Porque las mesas son romboidales, y como si fueran piezas de un puzle, se insertan unas con otras, imitando una cadena de ADN. Y son tan deslumbrantemente blancas que parece que estamos en un laboratorio de la NASA.
Y en pos de la creatividad y del trabajo en equipo, zigzaguean por la sala para que todos puedan verse y compartir no solo ideas sino también espacio, aunque eso de que las cajoneras haya poco menos que sortearlas no ha gustado a más de uno. Sobre todo si les han pedido que la mitad de lo que acumulan lo tiren y que la otra mitad desaparezca, y haya que hacer cábalas para saber qué cajón es para quién.
Lo que sí sabemos es que se han propuesto que nos modernicemos a pasos agigantados, y nada como borrar todo vestigio que huela a prehistoria.
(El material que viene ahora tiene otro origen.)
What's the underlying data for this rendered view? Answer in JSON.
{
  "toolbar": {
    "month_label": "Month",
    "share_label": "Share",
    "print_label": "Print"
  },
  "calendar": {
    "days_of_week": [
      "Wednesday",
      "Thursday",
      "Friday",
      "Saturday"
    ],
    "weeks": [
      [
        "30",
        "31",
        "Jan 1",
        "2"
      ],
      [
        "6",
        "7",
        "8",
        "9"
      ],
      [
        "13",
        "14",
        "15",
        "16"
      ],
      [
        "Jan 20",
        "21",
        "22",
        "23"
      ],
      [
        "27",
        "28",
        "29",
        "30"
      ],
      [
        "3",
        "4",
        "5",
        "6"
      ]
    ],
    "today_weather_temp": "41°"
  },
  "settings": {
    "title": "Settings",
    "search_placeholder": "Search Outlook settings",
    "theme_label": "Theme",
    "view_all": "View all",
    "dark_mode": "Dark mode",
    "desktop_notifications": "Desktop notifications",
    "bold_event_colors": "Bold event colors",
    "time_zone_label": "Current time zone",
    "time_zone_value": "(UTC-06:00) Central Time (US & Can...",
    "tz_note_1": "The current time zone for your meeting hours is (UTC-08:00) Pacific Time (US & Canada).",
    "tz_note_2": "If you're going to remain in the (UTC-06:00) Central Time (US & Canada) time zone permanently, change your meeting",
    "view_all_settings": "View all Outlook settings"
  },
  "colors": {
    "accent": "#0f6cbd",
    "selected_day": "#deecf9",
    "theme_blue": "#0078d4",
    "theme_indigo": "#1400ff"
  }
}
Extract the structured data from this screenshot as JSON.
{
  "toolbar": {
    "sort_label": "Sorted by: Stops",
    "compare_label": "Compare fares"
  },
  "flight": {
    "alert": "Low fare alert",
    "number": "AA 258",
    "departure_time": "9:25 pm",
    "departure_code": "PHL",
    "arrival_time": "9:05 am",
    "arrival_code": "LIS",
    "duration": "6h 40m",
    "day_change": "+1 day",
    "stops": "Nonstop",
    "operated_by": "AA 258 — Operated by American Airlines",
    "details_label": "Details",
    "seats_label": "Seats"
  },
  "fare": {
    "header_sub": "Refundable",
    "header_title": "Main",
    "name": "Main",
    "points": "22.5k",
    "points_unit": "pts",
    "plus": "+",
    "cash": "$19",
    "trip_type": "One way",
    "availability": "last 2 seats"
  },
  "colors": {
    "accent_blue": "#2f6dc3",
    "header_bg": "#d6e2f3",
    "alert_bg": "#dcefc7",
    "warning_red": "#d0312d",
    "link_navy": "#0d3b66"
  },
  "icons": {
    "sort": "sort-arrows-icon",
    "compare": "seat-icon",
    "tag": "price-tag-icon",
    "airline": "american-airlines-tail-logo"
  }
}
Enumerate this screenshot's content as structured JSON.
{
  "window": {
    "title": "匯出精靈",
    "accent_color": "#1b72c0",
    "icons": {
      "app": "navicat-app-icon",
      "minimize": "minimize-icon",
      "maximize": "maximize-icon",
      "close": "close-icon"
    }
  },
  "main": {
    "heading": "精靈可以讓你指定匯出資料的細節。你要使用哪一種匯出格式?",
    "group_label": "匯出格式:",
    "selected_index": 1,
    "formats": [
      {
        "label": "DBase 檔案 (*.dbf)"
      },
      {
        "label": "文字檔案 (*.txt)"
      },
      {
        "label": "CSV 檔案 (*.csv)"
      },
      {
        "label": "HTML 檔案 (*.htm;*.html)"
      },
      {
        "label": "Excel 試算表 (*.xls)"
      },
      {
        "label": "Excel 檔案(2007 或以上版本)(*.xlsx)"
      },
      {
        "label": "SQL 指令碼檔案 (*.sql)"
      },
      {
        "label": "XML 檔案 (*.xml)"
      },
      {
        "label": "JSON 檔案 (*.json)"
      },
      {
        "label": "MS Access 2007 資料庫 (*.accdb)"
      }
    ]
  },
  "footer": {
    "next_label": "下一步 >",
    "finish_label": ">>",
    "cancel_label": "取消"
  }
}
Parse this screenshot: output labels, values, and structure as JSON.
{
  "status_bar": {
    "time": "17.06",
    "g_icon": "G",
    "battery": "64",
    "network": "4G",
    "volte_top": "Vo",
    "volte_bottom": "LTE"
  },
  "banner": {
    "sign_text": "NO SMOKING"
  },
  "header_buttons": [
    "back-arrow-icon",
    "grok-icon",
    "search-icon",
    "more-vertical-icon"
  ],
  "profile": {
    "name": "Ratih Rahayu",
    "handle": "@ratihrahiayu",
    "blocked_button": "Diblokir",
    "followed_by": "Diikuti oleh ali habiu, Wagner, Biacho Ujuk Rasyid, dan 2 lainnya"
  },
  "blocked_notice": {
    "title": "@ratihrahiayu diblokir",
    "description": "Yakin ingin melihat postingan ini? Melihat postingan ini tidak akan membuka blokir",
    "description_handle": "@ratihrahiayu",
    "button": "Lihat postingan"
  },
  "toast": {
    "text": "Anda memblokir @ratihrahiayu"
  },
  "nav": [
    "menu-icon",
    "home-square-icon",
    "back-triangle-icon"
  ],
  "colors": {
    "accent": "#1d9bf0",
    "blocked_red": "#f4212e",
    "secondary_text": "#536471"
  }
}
Y ahí nos ves a todos escaneando contratos, planos, mapas, folletos y cualquier otro documento, reliquias de un pasado que tiene que quedar digitalizado en tiempo récord y colgado en la nube con la consigna de que no quede resto de celulosa en ningún rincón, a ver si los ácaros van a hacer de las suyas y se adueñan de este escenario futurista, apareciendo como monstruos gigantescos y devorándonos. Aunque no vendrían nada mal para que nos ayudaran a deshacernos de todo lo que huela a rancio, alguno que otro directivo incluido.
Más ahora que nos han traído las cabinas famosamente conocidas como phone booth, tan transparentes e insonoras como indiscretas, que con eso de la novedad uno se queda mirando al que está dentro hablando por teléfono, viéndole gesticular cual buen latino, tocarse el pelo, arreglarse la corbata, o moverse de un lado para otro nervioso, ajeno a las miradas impertinentes de los que estamos fuera, atentos a cada uno de sus gestos y de sus movimientos como si estuviéramos en la mejor sesión de cine mudo en cinemascope, o rememorando, cómo no, a José Luis López Vázquez en La cabina, temiendo que de cualquier momento a otro se quede dentro fosilizado de por vida, o le dé una chifladura y nos salga con un estriptis.